O Dia Mundial Contra o Câncer, celebrado em 4 de fevereiro, é um marco global para disseminar informações e reduzir o impacto da doença. Atualmente, o cenário da oncologia vive uma transformação: graças aos avanços científicos, o câncer tem deixado de ser visto como uma sentença definitiva para ser compreendido como uma doença crônica.
Mas o que isso significa na prática e como podemos agir para mudar as estatísticas no Brasil?
De acordo com o Dr. Leonardo Mundim, oncologista do Grupo Luta Pela Vida, o entendimento da doença e as novas terapias permitiram um aumento considerável na sobrevida dos pacientes.
“Hoje o câncer, de fato, é considerado uma doença crônica. Tivemos avanços expressivos nos tratamentos, permitindo que os pacientes vivam por mais tempo e com qualidade de vida, apesar da doença”, explica o médico.
Essa “cronificação” exige um novo olhar sobre o cuidado. O tratamento não termina na cirurgia ou na última sessão de quimioterapia; ele demanda um processo contínuo de reabilitação e acompanhamento para minimizar sequelas.
O panorama da doença no Brasil
Os dados mais recentes do INCA (Instituto Nacional de Câncer) para o triênio 2026-2028 apontam que o Brasil deve registrar 781 mil novos casos da doença por ano. Se excluirmos o câncer de pele não melanoma (que tem alta incidência, mas baixa letalidade), a projeção é de 518 mil novos casos anuais.
O câncer já se consolida como uma das principais causas de morte no país, aproximando-se das doenças cardiovasculares.
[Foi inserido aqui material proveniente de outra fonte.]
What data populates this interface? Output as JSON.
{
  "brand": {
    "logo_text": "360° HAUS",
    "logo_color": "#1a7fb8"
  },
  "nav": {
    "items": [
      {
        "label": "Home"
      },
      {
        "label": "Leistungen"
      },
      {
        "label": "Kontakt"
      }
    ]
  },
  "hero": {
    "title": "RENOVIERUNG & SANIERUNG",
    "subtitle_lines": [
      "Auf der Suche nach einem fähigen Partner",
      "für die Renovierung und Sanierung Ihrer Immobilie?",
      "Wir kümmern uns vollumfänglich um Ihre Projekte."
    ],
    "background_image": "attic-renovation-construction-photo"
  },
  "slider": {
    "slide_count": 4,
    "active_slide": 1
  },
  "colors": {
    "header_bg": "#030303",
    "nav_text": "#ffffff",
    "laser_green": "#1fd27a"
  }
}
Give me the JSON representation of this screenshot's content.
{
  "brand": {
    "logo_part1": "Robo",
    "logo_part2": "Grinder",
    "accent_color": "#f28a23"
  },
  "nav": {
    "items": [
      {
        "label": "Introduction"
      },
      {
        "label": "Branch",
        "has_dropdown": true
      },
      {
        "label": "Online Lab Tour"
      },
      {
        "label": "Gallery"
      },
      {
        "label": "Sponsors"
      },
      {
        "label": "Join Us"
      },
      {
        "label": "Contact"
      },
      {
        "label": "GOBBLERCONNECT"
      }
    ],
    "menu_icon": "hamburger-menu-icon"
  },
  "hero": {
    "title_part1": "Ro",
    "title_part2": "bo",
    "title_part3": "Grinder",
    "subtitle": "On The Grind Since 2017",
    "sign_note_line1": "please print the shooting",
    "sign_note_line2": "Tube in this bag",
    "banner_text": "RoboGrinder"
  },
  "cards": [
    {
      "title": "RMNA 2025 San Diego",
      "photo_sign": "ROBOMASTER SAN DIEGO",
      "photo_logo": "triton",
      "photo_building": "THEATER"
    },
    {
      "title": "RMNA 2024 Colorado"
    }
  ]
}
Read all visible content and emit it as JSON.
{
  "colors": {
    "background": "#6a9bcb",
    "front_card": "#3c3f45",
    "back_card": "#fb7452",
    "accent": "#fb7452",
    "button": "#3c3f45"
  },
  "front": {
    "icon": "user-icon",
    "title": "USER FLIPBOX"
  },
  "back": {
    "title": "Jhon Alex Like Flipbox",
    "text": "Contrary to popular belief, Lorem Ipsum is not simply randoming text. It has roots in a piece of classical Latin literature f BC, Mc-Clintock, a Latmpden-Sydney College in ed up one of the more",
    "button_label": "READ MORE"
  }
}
Esse aumento reflete o envelhecimento da população, mas também alerta para os desafios no acesso ao diagnóstico e tratamento e estilo de vida das pessoas.
Tipos de câncer mais incidentes (excluindo o câncer de pele não melanoma):
| Posição | Entre homens | Entre mulheres |
| 1º | Próstata | Mama |
| 2º | Cólon e Reto | Cólon e Reto |
| 3º | Pulmão | Colo do Útero |
| 4º | Estômago | Pulmão |
| 5º | Cavidade Oral | Tireoide |
Prevenção: combatendo vilões clássicos
Cerca de 40% dos casos de câncer poderiam ser evitados com a adoção de hábitos saudáveis. Dr. Leonardo Mundim destaca que, embora o conhecimento tenha avançado, os “grandes vilões” ainda são problemas de saúde pública relevantes:
- Tabagismo e Álcool: causas diretas de diversos tipos de tumores;
- Sedentarismo e Obesidade: fatores de risco crescentes na população brasileira;
- Alimentação: consumo excessivo de alimentos ultraprocessados eleva os riscos.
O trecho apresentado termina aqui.